Now, I’m thinking specifically of large bombs here, but acts of war could combine be your kick-off point for the super virus and/or killer robotics angle too. This one is tricky in that it’s going to create a really hazardous new environment for your characters. At the very least, there’s going to be an area that’s really best left as “off-limits.” Unless you’re prepared for them to die horribly or grow a second set of eyes. In the palms of their hands.
5. Natural Mega-Disaster(s)
I find this one to be among the most intriguing. Why? Because it can wipe out huge numbers of population in one fell swoop, irrevocably alter the landscape, weather, heck even climate and atmosphere, and leave your characters in a world where all the tables have been turned WITHOUT the mess of the fallout of other scenarios (robot overlords, nuclear mutations, etc). Know why it’s also the most frightening of the scenarios?
Because these things have already happened in Earth’s past. And because, depending on who you ask, we may be due for another at any time.
Have you read Tim Cahill’s Lost in My Own Backyard? Well I have. In the opening chapter, Cahill describes an eruption so powerful that it blasts away some 30 miles of mountain range, throwing much of it, along with ash, into the stratosphere, while the rest collapses into a giant indentation in the ground. Ash covers everything, dumping as much as eight feet in other states. Magma oozes from the ground, the sky darkens as the first minutes of a multi-year volcanic winter are born and a cloud of hot gas and ash races across the land at over one-hundred miles per hour, vaporizing whatever plant or animal is in its way. It reads like terrifying science fiction or horror.
Except it’s not science fiction, or fantasy, or horror. It’s a visualization of the Lava Creek eruption that spewed forth from the world’s largest supervolcano in what is now Yellowstone National Park. And if you really want to stay up at night, then you’ll be interested to hear that Cahill looked at the eruption patters and concluded that we’re a little overdue for another volcanic-winter-inducing-blast-a-mountain-range-into-the-atmosphere belch-fest**.
Thanks Tim!

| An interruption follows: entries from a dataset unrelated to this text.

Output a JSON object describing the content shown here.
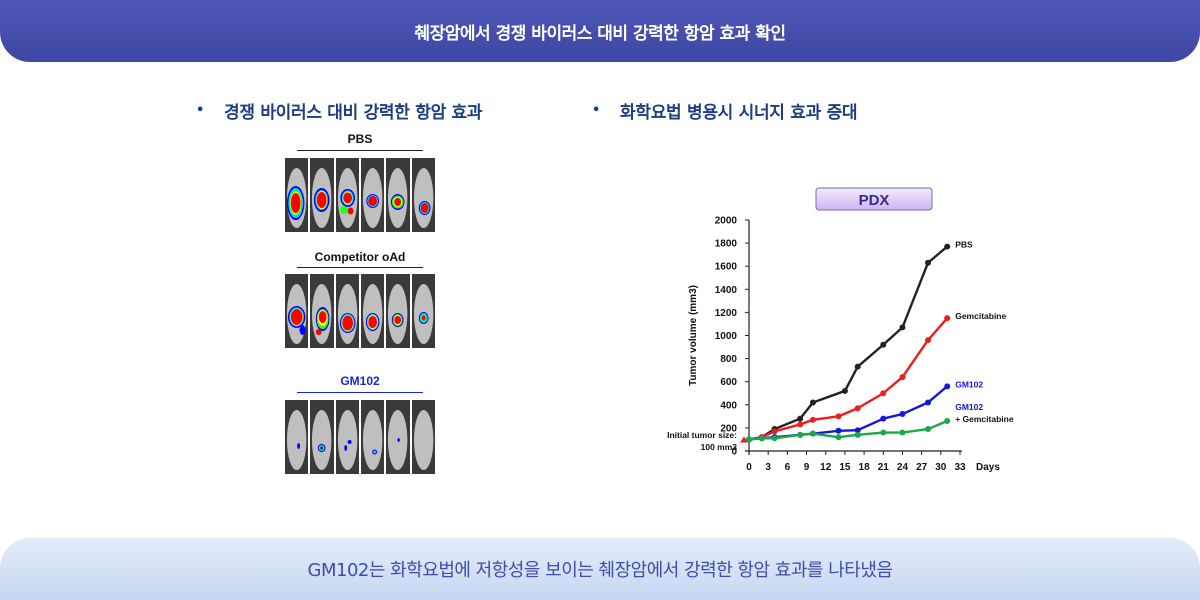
{
  "header": {
    "title": "췌장암에서 경쟁 바이러스 대비 강력한 항암 효과 확인"
  },
  "left": {
    "bullet": "경쟁 바이러스 대비 강력한 항암 효과",
    "panels": [
      {
        "label": "PBS"
      },
      {
        "label": "Competitor oAd"
      },
      {
        "label": "GM102"
      }
    ]
  },
  "right": {
    "bullet": "화학요법 병용시 시너지 효과 증대"
  },
  "footer": {
    "text": "GM102는 화학요법에 저항성을 보이는 췌장암에서 강력한 항암 효과를 나타냈음"
  },
  "chart_data": {
    "type": "line",
    "title": "PDX",
    "ylabel": "Tumor volume (mm3)",
    "xlabel": "Days",
    "ylim": [
      0,
      2000
    ],
    "xlim": [
      0,
      33
    ],
    "yticks": [
      0,
      200,
      400,
      600,
      800,
      1000,
      1200,
      1400,
      1600,
      1800,
      2000
    ],
    "xticks": [
      0,
      3,
      6,
      9,
      12,
      15,
      18,
      21,
      24,
      27,
      30,
      33
    ],
    "annotation": {
      "line1": "Initial tumor size:",
      "line2": "100 mm3"
    },
    "grid": false,
    "series": [
      {
        "name": "PBS",
        "color": "#222222",
        "x": [
          0,
          2,
          4,
          8,
          10,
          15,
          17,
          21,
          24,
          28,
          31
        ],
        "y": [
          100,
          120,
          190,
          280,
          420,
          520,
          730,
          920,
          1070,
          1630,
          1770
        ]
      },
      {
        "name": "Gemcitabine",
        "color": "#ee1c1c",
        "x": [
          0,
          2,
          4,
          8,
          10,
          14,
          17,
          21,
          24,
          28,
          31
        ],
        "y": [
          100,
          120,
          170,
          230,
          270,
          300,
          370,
          500,
          640,
          960,
          1150
        ]
      },
      {
        "name": "GM102",
        "color": "#1616dd",
        "x": [
          0,
          2,
          4,
          8,
          10,
          14,
          17,
          21,
          24,
          28,
          31
        ],
        "y": [
          100,
          110,
          120,
          140,
          150,
          175,
          180,
          280,
          320,
          420,
          560
        ]
      },
      {
        "name": "GM102 + Gemcitabine",
        "label_lines": [
          "GM102",
          "+ Gemcitabine"
        ],
        "color": "#1aa84a",
        "x": [
          0,
          2,
          4,
          8,
          10,
          14,
          17,
          21,
          24,
          28,
          31
        ],
        "y": [
          100,
          110,
          110,
          140,
          150,
          120,
          140,
          160,
          160,
          190,
          260
        ]
      }
    ]
  }
}
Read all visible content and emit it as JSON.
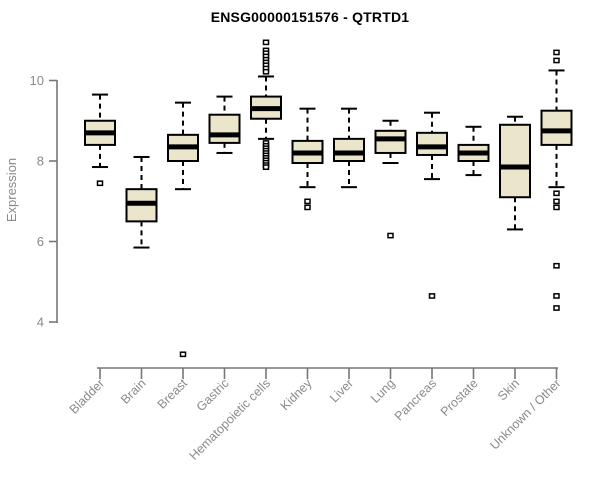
{
  "chart_data": {
    "type": "boxplot",
    "title": "ENSG00000151576 - QTRTD1",
    "ylabel": "Expression",
    "xlabel": "",
    "yticks": [
      10,
      8,
      6,
      4
    ],
    "ylim": [
      3.0,
      11.2
    ],
    "grid": false,
    "legend": null,
    "colors": {
      "box_fill": "#EBE5CC",
      "box_stroke": "#000000",
      "median": "#000000",
      "axis_line": "#777777",
      "axis_text": "#8a8a8a",
      "title_text": "#000000",
      "background": "#ffffff"
    },
    "categories": [
      "Bladder",
      "Brain",
      "Breast",
      "Gastric",
      "Hematopoietic cells",
      "Kidney",
      "Liver",
      "Lung",
      "Pancreas",
      "Prostate",
      "Skin",
      "Unknown / Other"
    ],
    "boxes": [
      {
        "category": "Bladder",
        "whisker_low": 7.85,
        "q1": 8.4,
        "median": 8.7,
        "q3": 9.0,
        "whisker_high": 9.65,
        "outliers": [
          7.45
        ]
      },
      {
        "category": "Brain",
        "whisker_low": 5.85,
        "q1": 6.5,
        "median": 6.95,
        "q3": 7.3,
        "whisker_high": 8.1,
        "outliers": []
      },
      {
        "category": "Breast",
        "whisker_low": 7.3,
        "q1": 8.0,
        "median": 8.35,
        "q3": 8.65,
        "whisker_high": 9.45,
        "outliers": [
          3.2
        ]
      },
      {
        "category": "Gastric",
        "whisker_low": 8.2,
        "q1": 8.45,
        "median": 8.65,
        "q3": 9.15,
        "whisker_high": 9.6,
        "outliers": []
      },
      {
        "category": "Hematopoietic cells",
        "whisker_low": 8.55,
        "q1": 9.05,
        "median": 9.3,
        "q3": 9.6,
        "whisker_high": 10.1,
        "outliers": [
          10.95,
          10.75,
          10.68,
          10.6,
          10.52,
          10.45,
          10.38,
          10.3,
          10.22,
          8.45,
          8.38,
          8.32,
          8.26,
          8.2,
          8.14,
          8.08,
          8.02,
          7.96,
          7.9,
          7.85
        ]
      },
      {
        "category": "Kidney",
        "whisker_low": 7.35,
        "q1": 7.95,
        "median": 8.2,
        "q3": 8.5,
        "whisker_high": 9.3,
        "outliers": [
          7.0,
          6.85
        ]
      },
      {
        "category": "Liver",
        "whisker_low": 7.35,
        "q1": 8.0,
        "median": 8.2,
        "q3": 8.55,
        "whisker_high": 9.3,
        "outliers": []
      },
      {
        "category": "Lung",
        "whisker_low": 7.95,
        "q1": 8.2,
        "median": 8.55,
        "q3": 8.75,
        "whisker_high": 9.0,
        "outliers": [
          6.15
        ]
      },
      {
        "category": "Pancreas",
        "whisker_low": 7.55,
        "q1": 8.15,
        "median": 8.35,
        "q3": 8.7,
        "whisker_high": 9.2,
        "outliers": [
          4.65
        ]
      },
      {
        "category": "Prostate",
        "whisker_low": 7.65,
        "q1": 8.0,
        "median": 8.2,
        "q3": 8.4,
        "whisker_high": 8.85,
        "outliers": []
      },
      {
        "category": "Skin",
        "whisker_low": 6.3,
        "q1": 7.1,
        "median": 7.85,
        "q3": 8.9,
        "whisker_high": 9.1,
        "outliers": []
      },
      {
        "category": "Unknown / Other",
        "whisker_low": 7.35,
        "q1": 8.4,
        "median": 8.75,
        "q3": 9.25,
        "whisker_high": 10.25,
        "outliers": [
          10.7,
          10.5,
          7.2,
          7.0,
          6.85,
          5.4,
          4.65,
          4.35
        ]
      }
    ]
  }
}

Nothing gets your vacation planning off on the right foot than making sure you remember to have a Last Will and Testament in place just in case you happen to be vaporized while hiking or burried in several feet of ash as you take in a weekend farmers’ market.
On second thought, I’d rather not think about this one too much. Why don’t you select from numbers one through four. Oh, and do have a nice day.
*Readers of Sheriff of Yrnameer will remember that Michael Rubens had an interesting spin on this very idea.
**Of course, this seems to be incorrect. Which means my vacation plans are still on! So don’t go too crazy on me here.